Hahn Theresa, Yao Song, Dunford Lauren M, Thomas Julie, Lohr James, Arora Pradeep, Battiwalla Minoo, Smiley Shannon L, McCarthy Philip L
Department of Medicine, Roswell Park Cancer Institute, Buffalo, New York 14263, USA.
Biol Blood Marrow Transplant. 2009 May;15(5):574-9. doi: 10.1016/j.bbmt.2009.01.015.
Common blood and marrow transplantation (BMT) eligibility criteria include a minimum glomerular filtration rate (GFR) that may vary by regimen intensity. GFR is often estimated by measurement of creatinine clearance in a 24-hour urine collection (24-hr CrCl), an inconvenient and error-prone method that overestimates GFR. The study objectives were to determine which of 6 GFR calculations: Cockroft-Gault (CG), modified CG (mCG), Modification of Diet in Renal Disease 1 (MDRD1), MDRD2, Jelliffe, and Wright, consistently underestimated measured 24-hr CrCl pre-BMT. We retrospectively analyzed 98 consecutive allogeneic (n = 48) or autologous (n = 50) adult BMT patients from January 2006 to April 2007. All 6 formulas were significantly (P < .001) correlated with 24-hr CrCl with R = 0.64 (Wright), 0.63 (CG), 0.61 (mCG), 0.61 (Jelliffe), 0.54 (MDRD2), and 0.50 (MDRD1). When compared to the measured 24-hr CrCl, MDRD2 consistently underestimated it in the highest proportion of patients (66%, P < .001), compared with MDRD1 (65%, P < .001), Jelliffe (61%, P = NS), mCG (55%, P = NS), Wright (34%, P < .001), and CG (34%, P = .001). Measured 24-hr CrCl, pre-BMT serum Cr, and all 6 equations were not predictive of renal regimen-related toxicity (RRT) post-BMT. The Wright and CG formulas are closest to, but overestimate 24-hr CrCl in 66% of patients. In comparison, MDRD2 consistently underestimates 24-hr CrCl in 66%. Although MDRD2 is the most conservative formula, all 6 formulas gave reasonable estimates of GFR and any of the 6 equations can replace the measured 24-hr CrCl. Larger analyses and transplantation of patients with GFR <50 mL/min may better define subgroups at risk for renal RRT.

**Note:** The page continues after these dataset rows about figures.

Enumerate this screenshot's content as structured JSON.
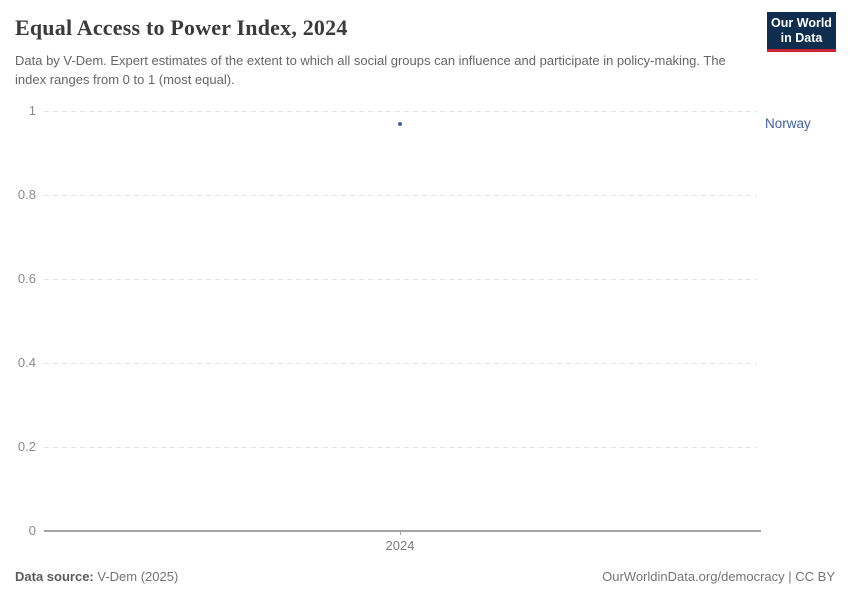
{
  "header": {
    "title": "Equal Access to Power Index, 2024",
    "subtitle": "Data by V-Dem. Expert estimates of the extent to which all social groups can influence and participate in policy-making. The index ranges from 0 to 1 (most equal).",
    "logo": {
      "line1": "Our World",
      "line2": "in Data",
      "bg_color": "#0f2d4e",
      "accent_color": "#cf2437"
    }
  },
  "footer": {
    "source_label": "Data source:",
    "source_value": " V-Dem (2025)",
    "link": "OurWorldinData.org/democracy | CC BY"
  },
  "chart_data": {
    "type": "scatter",
    "title": "Equal Access to Power Index, 2024",
    "x": [
      2024
    ],
    "series": [
      {
        "name": "Norway",
        "values": [
          0.97
        ],
        "color": "#4161a8"
      }
    ],
    "xlabel": "",
    "ylabel": "",
    "ylim": [
      0,
      1
    ],
    "yticks": [
      0,
      0.2,
      0.4,
      0.6,
      0.8,
      1
    ],
    "xticks": [
      2024
    ],
    "grid": "dashed-horizontal",
    "legend": "entity-label-right"
  }
}
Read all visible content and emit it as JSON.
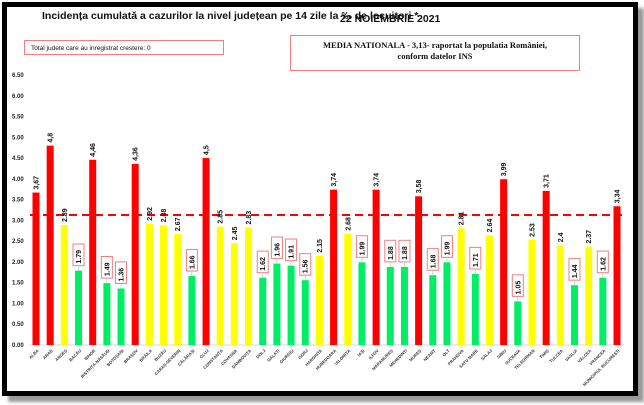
{
  "header": {
    "title": "Incidența cumulată a cazurilor la nivel județean pe 14 zile la ‰ de locuitori *",
    "date": "22 NOIEMBRIE 2021"
  },
  "notes": {
    "increase_box": "Total judete care au inregistrat crestere: 0",
    "national_line1": "MEDIA NATIONALA - 3,13-  raportat la populatia României,",
    "national_line2": "conform datelor INS"
  },
  "colors": {
    "above_average": "#ff0000",
    "near_average": "#ffff00",
    "below_average": "#00ee66",
    "average_line": "#ff0000",
    "boxed_label_border": "#f08080"
  },
  "chart_data": {
    "type": "bar",
    "title": "Incidența cumulată a cazurilor la nivel județean pe 14 zile la ‰ de locuitori *",
    "xlabel": "",
    "ylabel": "",
    "ylim": [
      0,
      6.5
    ],
    "yticks": [
      "0.00",
      "0.50",
      "1.00",
      "1.50",
      "2.00",
      "2.50",
      "3.00",
      "3.50",
      "4.00",
      "4.50",
      "5.00",
      "5.50",
      "6.00",
      "6.50"
    ],
    "reference_line": {
      "label": "MEDIA NATIONALA",
      "value": 3.13,
      "style": "dashed"
    },
    "grid": false,
    "legend": "none",
    "categories": [
      "ALBA",
      "ARAD",
      "ARGEȘ",
      "BACĂU",
      "BIHOR",
      "BISTRIȚA-NĂSĂUD",
      "BOTOȘANI",
      "BRAȘOV",
      "BRĂILA",
      "BUZĂU",
      "CARAȘ-SEVERIN",
      "CĂLĂRAȘI",
      "CLUJ",
      "CONSTANȚA",
      "COVASNA",
      "DÂMBOVIȚA",
      "DOLJ",
      "GALAȚI",
      "GIURGIU",
      "GORJ",
      "HARGHITA",
      "HUNEDOARA",
      "IALOMIȚA",
      "IAȘI",
      "ILFOV",
      "MARAMUREȘ",
      "MEHEDINȚI",
      "MUREȘ",
      "NEAMȚ",
      "OLT",
      "PRAHOVA",
      "SATU MARE",
      "SĂLAJ",
      "SIBIU",
      "SUCEAVA",
      "TELEORMAN",
      "TIMIȘ",
      "TULCEA",
      "VASLUI",
      "VÂLCEA",
      "VRANCEA",
      "MUNICIPIUL BUCUREȘTI"
    ],
    "values": [
      3.67,
      4.8,
      2.89,
      1.79,
      4.46,
      1.49,
      1.36,
      4.36,
      2.92,
      2.88,
      2.67,
      1.66,
      4.5,
      2.85,
      2.45,
      2.83,
      1.62,
      1.96,
      1.91,
      1.56,
      2.15,
      3.74,
      2.68,
      1.99,
      3.74,
      1.88,
      1.88,
      3.58,
      1.68,
      1.99,
      2.81,
      1.71,
      2.64,
      3.99,
      1.05,
      2.53,
      3.71,
      2.4,
      1.44,
      2.37,
      1.62,
      3.34
    ],
    "labels": [
      "3,67",
      "4,8",
      "2.89",
      "1.79",
      "4,46",
      "1.49",
      "1.36",
      "4,36",
      "2.92",
      "2.88",
      "2.67",
      "1.66",
      "4,5",
      "2.85",
      "2.45",
      "2.83",
      "1.62",
      "1.96",
      "1.91",
      "1.56",
      "2.15",
      "3,74",
      "2.68",
      "1.99",
      "3,74",
      "1.88",
      "1.88",
      "3,58",
      "1.68",
      "1.99",
      "2.81",
      "1.71",
      "2.64",
      "3,99",
      "1.05",
      "2.53",
      "3,71",
      "2.4",
      "1.44",
      "2.37",
      "1.62",
      "3,34"
    ],
    "bar_colors": [
      "red",
      "red",
      "yellow",
      "green",
      "red",
      "green",
      "green",
      "red",
      "yellow",
      "yellow",
      "yellow",
      "green",
      "red",
      "yellow",
      "yellow",
      "yellow",
      "green",
      "green",
      "green",
      "green",
      "yellow",
      "red",
      "yellow",
      "green",
      "red",
      "green",
      "green",
      "red",
      "green",
      "green",
      "yellow",
      "green",
      "yellow",
      "red",
      "green",
      "yellow",
      "red",
      "yellow",
      "green",
      "yellow",
      "green",
      "red"
    ]
  }
}
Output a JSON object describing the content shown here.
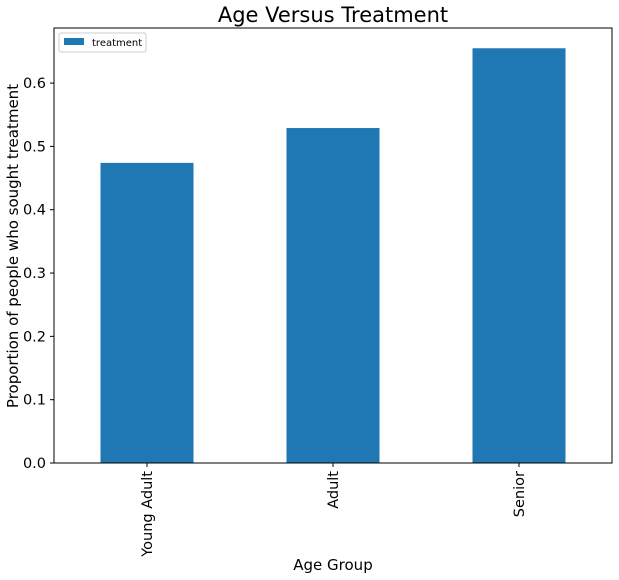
{
  "chart_data": {
    "type": "bar",
    "title": "Age Versus Treatment",
    "xlabel": "Age Group",
    "ylabel": "Proportion of people who sought treatment",
    "categories": [
      "Young Adult",
      "Adult",
      "Senior"
    ],
    "series": [
      {
        "name": "treatment",
        "values": [
          0.474,
          0.529,
          0.655
        ],
        "color": "#1f77b4"
      }
    ],
    "ylim": [
      0,
      0.687
    ],
    "yticks": [
      "0.0",
      "0.1",
      "0.2",
      "0.3",
      "0.4",
      "0.5",
      "0.6"
    ],
    "legend": "top-left",
    "grid": false
  }
}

常见的血液和骨髓移植(BMT)合格标准包括最低肾小球滤过率(GFR),其可能因治疗方案强度而异。GFR通常通过测量24小时尿肌酐清除率(24小时CrCl)来估算,这是一种不方便且容易出错的方法,会高估GFR。本研究的目的是确定六种GFR计算方法中的哪一种:Cockroft-Gault(CG)、改良CG(mCG)、肾脏病饮食改良公式1(MDRD1)、MDRD2、Jelliffe和Wright,在BMT前能持续低估测量的24小时CrCl。我们回顾性分析了2006年1月至2007年4月期间连续的98例成年异体(n = 48)或自体(n = 50)BMT患者。所有六种公式与24小时CrCl均有显著相关性(P < .001),相关系数R分别为0.64(Wright)、0.63(CG)、0.61(mCG)、0.61(Jelliffe)、0.54(MDRD2)和0.50(MDRD1)。与测量的24小时CrCl相比,MDRD2在最高比例的患者中持续低估它(66%,P < .001),相比之下,MDRD1为65%(P < .001),Jelliffe为61%(P = 无显著性差异),mCG为55%(P = 无显著性差异),Wright为34%(P < .001),CG为34%(P = .001)。测量的24小时CrCl、BMT前血清肌酐以及所有六种公式均不能预测BMT后与肾脏治疗方案相关的毒性(RRT)。Wright和CG公式最接近,但在66%的患者中高估了24小时CrCl。相比之下,MDRD2在66%的患者中持续低估24小时CrCl。虽然MDRD2是最保守的公式,但所有六种公式对GFR的估计都合理,六种公式中的任何一种都可以替代测量的24小时CrCl。对GFR <50 mL/min的患者进行更大规模的分析和移植,可能会更好地确定有肾脏RRT风险的亚组。